Loading ...
Sorry, an error occurred while loading the content.
 

Re: [NH] Clipbook / program to convert Word junk -> HTML

Expand Messages
  • Julie
    ... Are characters like this font dependant? I ve tried all the encoding options, as well as checking the source document is from MS Word 2000 tab, but none
    Message 1 of 9 , Jan 3, 2007
      At 1/3/2007 10:29 AM, Rudolf Horbas wrote:

      >Here I can help, my New Year holiday is over since yesterday:
      >http://tidy.sourceforge.net/docs/quickref.html#word-2000
      >
      >Instead of making a new config file for NoteTab, I'd suggest to use
      >TidyGUI (no longer maintained, but functional):
      >http://perso.orange.fr/ablavier/TidyGUI/index.html
      >
      >The tab "cleanup" has the option "Source document is from MS Word 2000".
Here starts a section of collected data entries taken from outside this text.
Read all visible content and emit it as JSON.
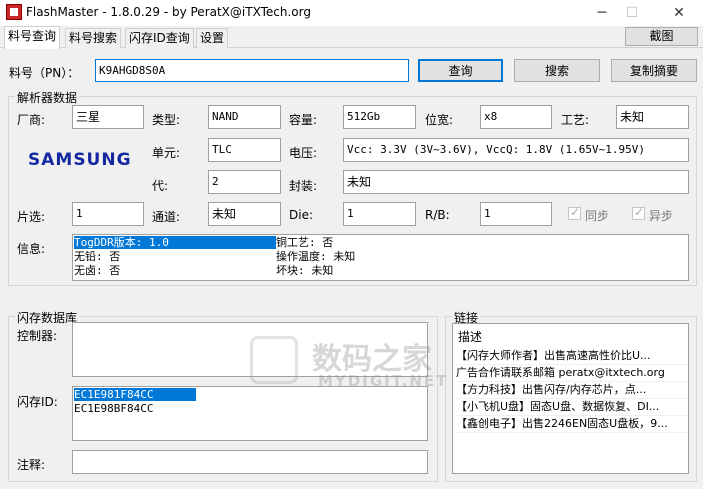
{
  "window": {
    "title": "FlashMaster - 1.8.0.29 - by PeratX@iTXTech.org",
    "minimize": "─",
    "maximize": "☐",
    "close": "✕"
  },
  "tabs": [
    {
      "label": "料号查询",
      "active": true
    },
    {
      "label": "料号搜索"
    },
    {
      "label": "闪存ID查询"
    },
    {
      "label": "设置"
    }
  ],
  "screenshot_button": "截图",
  "part_number": {
    "label": "料号（PN）：",
    "value": "K9AHGD8S0A"
  },
  "actions": {
    "query": "查询",
    "search": "搜索",
    "copy_summary": "复制摘要"
  },
  "parser": {
    "title": "解析器数据",
    "logo": "SAMSUNG",
    "vendor_label": "厂商:",
    "vendor": "三星",
    "type_label": "类型:",
    "type": "NAND",
    "capacity_label": "容量:",
    "capacity": "512Gb",
    "width_label": "位宽:",
    "width": "x8",
    "process_label": "工艺:",
    "process": "未知",
    "cell_label": "单元:",
    "cell": "TLC",
    "voltage_label": "电压:",
    "voltage": "Vcc: 3.3V (3V~3.6V), VccQ: 1.8V (1.65V~1.95V)",
    "gen_label": "代:",
    "gen": "2",
    "package_label": "封装:",
    "package": "未知",
    "ce_label": "片选:",
    "ce": "1",
    "channel_label": "通道:",
    "channel": "未知",
    "die_label": "Die:",
    "die": "1",
    "rb_label": "R/B:",
    "rb": "1",
    "sync_label": "同步",
    "async_label": "异步",
    "info_label": "信息:",
    "info": [
      [
        "TogDDR版本: 1.0",
        "铜工艺: 否"
      ],
      [
        "无铅: 否",
        "操作温度: 未知"
      ],
      [
        "无卤: 否",
        "坏块: 未知"
      ]
    ]
  },
  "flashdb": {
    "title": "闪存数据库",
    "controller_label": "控制器:",
    "controllers": [],
    "flash_id_label": "闪存ID:",
    "flash_ids": [
      "EC1E981F84CC",
      "EC1E98BF84CC"
    ],
    "comment_label": "注释:",
    "comment": ""
  },
  "links": {
    "title": "链接",
    "header": "描述",
    "rows": [
      "【闪存大师作者】出售高速高性价比U...",
      "广告合作请联系邮箱 peratx@itxtech.org",
      "【方力科技】出售闪存/内存芯片，点...",
      "【小飞机U盘】固态U盘、数据恢复、DI...",
      "【鑫创电子】出售2246EN固态U盘板，9..."
    ]
  },
  "watermark": {
    "main": "数码之家",
    "sub": "MYDIGIT.NET"
  }
}
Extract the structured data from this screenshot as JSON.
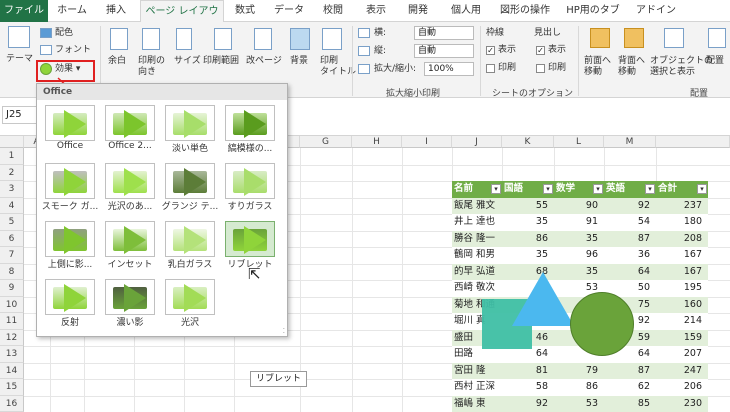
{
  "tabs": [
    {
      "label": "ファイル"
    },
    {
      "label": "ホーム"
    },
    {
      "label": "挿入"
    },
    {
      "label": "ページ レイアウト"
    },
    {
      "label": "数式"
    },
    {
      "label": "データ"
    },
    {
      "label": "校閲"
    },
    {
      "label": "表示"
    },
    {
      "label": "開発"
    },
    {
      "label": "個人用"
    },
    {
      "label": "図形の操作"
    },
    {
      "label": "HP用のタブ"
    },
    {
      "label": "アドイン"
    }
  ],
  "ribbon": {
    "theme": "テーマ",
    "colors": "配色",
    "fonts": "フォント",
    "effects": "効果",
    "margins": "余白",
    "orientation1": "印刷の",
    "orientation2": "向き",
    "size": "サイズ",
    "print_area": "印刷範囲",
    "breaks": "改ページ",
    "background": "背景",
    "print_titles1": "印刷",
    "print_titles2": "タイトル",
    "width_label": "横:",
    "width_value": "自動",
    "height_label": "縦:",
    "height_value": "自動",
    "scale_label": "拡大/縮小:",
    "scale_value": "100%",
    "scale_group": "拡大縮小印刷",
    "gridlines": "枠線",
    "headings": "見出し",
    "view": "表示",
    "print": "印刷",
    "sheet_options": "シートのオプション",
    "bring_forward1": "前面へ",
    "bring_forward2": "移動",
    "send_backward1": "背面へ",
    "send_backward2": "移動",
    "selection_pane1": "オブジェクトの",
    "selection_pane2": "選択と表示",
    "align": "配置",
    "arrange": "配置"
  },
  "namebox": "J25",
  "columns": [
    "A",
    "B",
    "C",
    "D",
    "E",
    "F",
    "G",
    "H",
    "I",
    "J",
    "K",
    "L",
    "M"
  ],
  "rows": [
    "1",
    "2",
    "3",
    "4",
    "5",
    "6",
    "7",
    "8",
    "9",
    "10",
    "11",
    "12",
    "13",
    "14",
    "15",
    "16"
  ],
  "table": {
    "headers": [
      "名前",
      "国語",
      "数学",
      "英語",
      "合計"
    ],
    "rows": [
      [
        "飯尾 雅文",
        "55",
        "90",
        "92",
        "237"
      ],
      [
        "井上 達也",
        "35",
        "91",
        "54",
        "180"
      ],
      [
        "勝谷 隆一",
        "86",
        "35",
        "87",
        "208"
      ],
      [
        "鶴岡 和男",
        "35",
        "96",
        "36",
        "167"
      ],
      [
        "的早 弘道",
        "68",
        "35",
        "64",
        "167"
      ],
      [
        "西崎 敬次",
        "71",
        "53",
        "50",
        "195"
      ],
      [
        "菊地 和通",
        "",
        "42",
        "75",
        "160"
      ],
      [
        "堀川 真",
        "",
        "",
        "92",
        "214"
      ],
      [
        "盛田",
        "46",
        "",
        "59",
        "159"
      ],
      [
        "田路",
        "64",
        "",
        "64",
        "207"
      ],
      [
        "宮田 隆",
        "81",
        "79",
        "87",
        "247"
      ],
      [
        "西村 正深",
        "58",
        "86",
        "62",
        "206"
      ],
      [
        "福嶋 東",
        "92",
        "53",
        "85",
        "230"
      ]
    ]
  },
  "gallery": {
    "header": "Office",
    "items": [
      {
        "label": "Office"
      },
      {
        "label": "Office 2..."
      },
      {
        "label": "淡い単色"
      },
      {
        "label": "縞模様の..."
      },
      {
        "label": "スモーク ガ..."
      },
      {
        "label": "光沢のあ..."
      },
      {
        "label": "グランジ テ..."
      },
      {
        "label": "すりガラス"
      },
      {
        "label": "上側に影..."
      },
      {
        "label": "インセット"
      },
      {
        "label": "乳白ガラス"
      },
      {
        "label": "リブレット"
      },
      {
        "label": "反射"
      },
      {
        "label": "濃い影"
      },
      {
        "label": "光沢"
      }
    ],
    "tooltip": "リブレット"
  },
  "colors": {
    "accent": "#217346",
    "header_green": "#70ad47",
    "annotation": "#e02020",
    "triangle": "#4bb8ef",
    "square": "#3fbfa5",
    "circle": "#6aa33a"
  }
}
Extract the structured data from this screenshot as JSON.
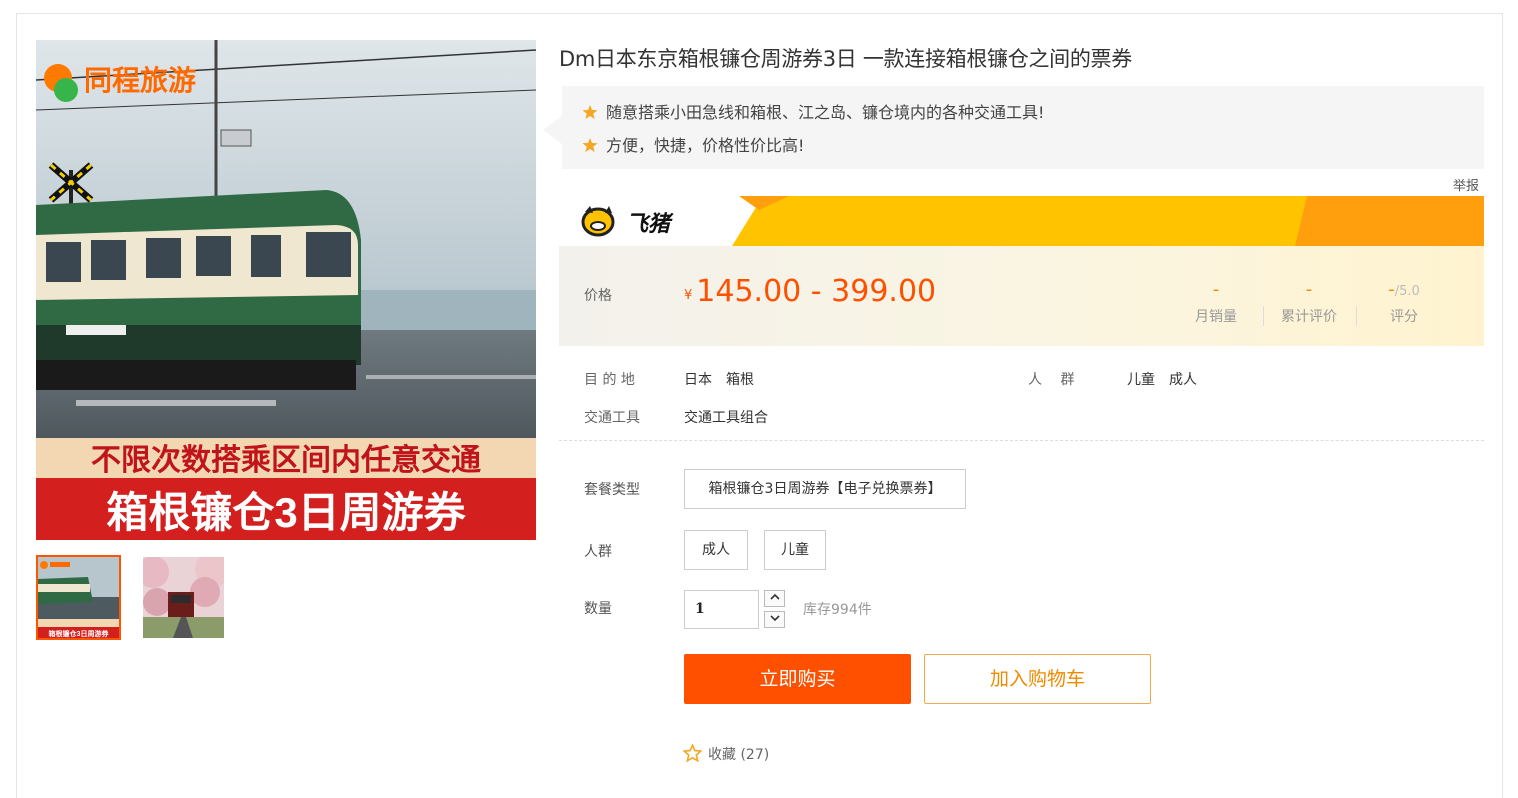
{
  "product": {
    "title": "Dm日本东京箱根镰仓周游券3日 一款连接箱根镰仓之间的票券",
    "features": [
      "随意搭乘小田急线和箱根、江之岛、镰仓境内的各种交通工具!",
      "方便，快捷，价格性价比高!"
    ],
    "report_label": "举报"
  },
  "gallery": {
    "main_image": {
      "brand_text": "同程旅游",
      "caption_line1": "不限次数搭乘区间内任意交通",
      "caption_line2": "箱根镰仓3日周游券"
    },
    "thumbnails": [
      {
        "caption": "箱根镰仓3日周游券",
        "selected": true
      },
      {
        "selected": false
      }
    ]
  },
  "banner": {
    "brand": "飞猪",
    "colors": {
      "yellow": "#ffc300",
      "orange": "#ff9f0e"
    }
  },
  "price": {
    "label": "价格",
    "currency": "¥",
    "range": "145.00 - 399.00",
    "stats": [
      {
        "value": "-",
        "suffix": "",
        "label": "月销量"
      },
      {
        "value": "-",
        "suffix": "",
        "label": "累计评价"
      },
      {
        "value": "-",
        "suffix": "/5.0",
        "label": "评分"
      }
    ]
  },
  "info": {
    "destination_label": "目 的 地",
    "destination_value": "日本　箱根",
    "crowd_label": "人　 群",
    "crowd_value": "儿童　成人",
    "transport_label": "交通工具",
    "transport_value": "交通工具组合"
  },
  "options": {
    "package_label": "套餐类型",
    "package_value": "箱根镰仓3日周游券【电子兑换票券】",
    "crowd_label": "人群",
    "crowd_options": [
      "成人",
      "儿童"
    ],
    "quantity_label": "数量",
    "quantity_value": "1",
    "stock_text": "库存994件"
  },
  "actions": {
    "buy_label": "立即购买",
    "cart_label": "加入购物车",
    "favorite_label": "收藏",
    "favorite_count": "(27)"
  },
  "colors": {
    "accent": "#ff5000",
    "stat_value": "#f08a00"
  }
}
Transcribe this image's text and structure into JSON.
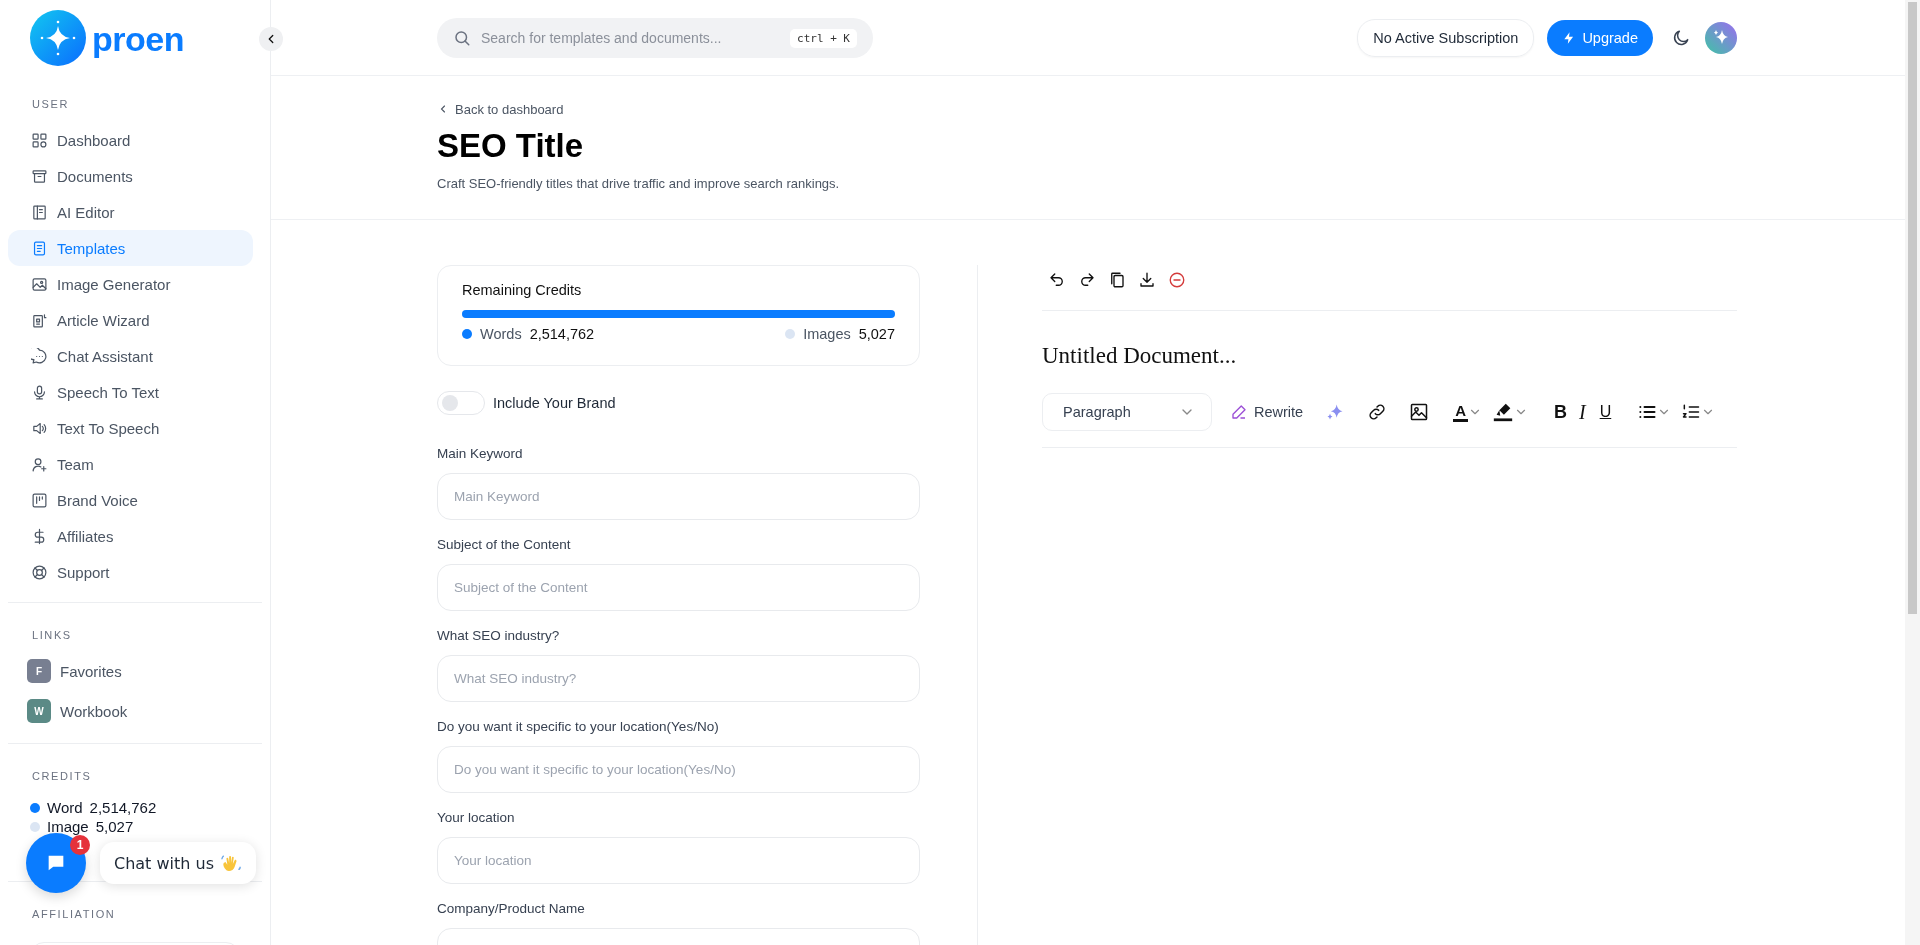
{
  "logo": {
    "text": "proen"
  },
  "sidebar": {
    "user_heading": "USER",
    "items": [
      {
        "label": "Dashboard",
        "selected": false
      },
      {
        "label": "Documents",
        "selected": false
      },
      {
        "label": "AI Editor",
        "selected": false
      },
      {
        "label": "Templates",
        "selected": true
      },
      {
        "label": "Image Generator",
        "selected": false
      },
      {
        "label": "Article Wizard",
        "selected": false
      },
      {
        "label": "Chat Assistant",
        "selected": false
      },
      {
        "label": "Speech To Text",
        "selected": false
      },
      {
        "label": "Text To Speech",
        "selected": false
      },
      {
        "label": "Team",
        "selected": false
      },
      {
        "label": "Brand Voice",
        "selected": false
      },
      {
        "label": "Affiliates",
        "selected": false
      },
      {
        "label": "Support",
        "selected": false
      }
    ],
    "links_heading": "LINKS",
    "links": [
      {
        "letter": "F",
        "label": "Favorites",
        "color": "#787f91"
      },
      {
        "letter": "W",
        "label": "Workbook",
        "color": "#5b8a86"
      }
    ],
    "credits_heading": "CREDITS",
    "credits": [
      {
        "label": "Word",
        "value": "2,514,762",
        "color": "#0a7cff"
      },
      {
        "label": "Image",
        "value": "5,027",
        "color": "#dbe5f3"
      }
    ],
    "affiliation_heading": "AFFILIATION"
  },
  "chat_widget": {
    "badge": "1",
    "label": "Chat with us"
  },
  "topbar": {
    "search": {
      "placeholder": "Search for templates and documents...",
      "shortcut": "ctrl + K"
    },
    "subscription": "No Active Subscription",
    "upgrade": "Upgrade"
  },
  "header": {
    "back": "Back to dashboard",
    "title": "SEO Title",
    "subtitle": "Craft SEO-friendly titles that drive traffic and improve search rankings."
  },
  "credits_card": {
    "title": "Remaining Credits",
    "level": 1,
    "items": [
      {
        "label": "Words",
        "value": "2,514,762",
        "color": "#0a7cff"
      },
      {
        "label": "Images",
        "value": "5,027",
        "color": "#dbe5f3"
      }
    ]
  },
  "brand_toggle": {
    "label": "Include Your Brand",
    "on": false
  },
  "fields": [
    {
      "label": "Main Keyword",
      "placeholder": "Main Keyword"
    },
    {
      "label": "Subject of the Content",
      "placeholder": "Subject of the Content"
    },
    {
      "label": "What SEO industry?",
      "placeholder": "What SEO industry?"
    },
    {
      "label": "Do you want it specific to your location(Yes/No)",
      "placeholder": "Do you want it specific to your location(Yes/No)"
    },
    {
      "label": "Your location",
      "placeholder": "Your location"
    },
    {
      "label": "Company/Product Name"
    }
  ],
  "editor": {
    "title": "Untitled Document...",
    "block_type": "Paragraph",
    "rewrite": "Rewrite",
    "text_color_glyph": "A",
    "format_buttons": [
      "B",
      "I",
      "U"
    ]
  }
}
      Are characters like this font dependant? I've tried all the encoding
      options, as well as checking the "source document is from MS Word
      2000" tab, but none of the tries has correctly converted the characters.

      from the http://textism.com/wordcleaner/ site my text from my other
      post translates as

      “Good and ill have not changed since yesteryear; nor are they
      one thing among Elves and Dwarves and another thing among Men. It is
      man’s part to discern them as much in the Golden Wood as in his
      own house.” Aragorn to Éomer

      Which looks fine on preview in the browser. Any helpful hints?
    • loro
      ... It s Word s curly quotes that give you trouble. They are non-standard. You can turn them off in Word. I don t know what happens if you try to turn them
      Message 2 of 9 , Jan 3, 2007
        Julie wrote:
        >from the http://textism.com/wordcleaner/ site my text from my other
        >post translates as
        >
        >“Good and ill have not changed since yesteryear; nor are they
        >one thing among Elves and Dwarves and another thing among Men. It is
        >man’s part to discern them as much in the Golden Wood as in his
        >own house.” Aragorn to Éomer
        >
        >Which looks fine on preview in the browser. Any helpful hints?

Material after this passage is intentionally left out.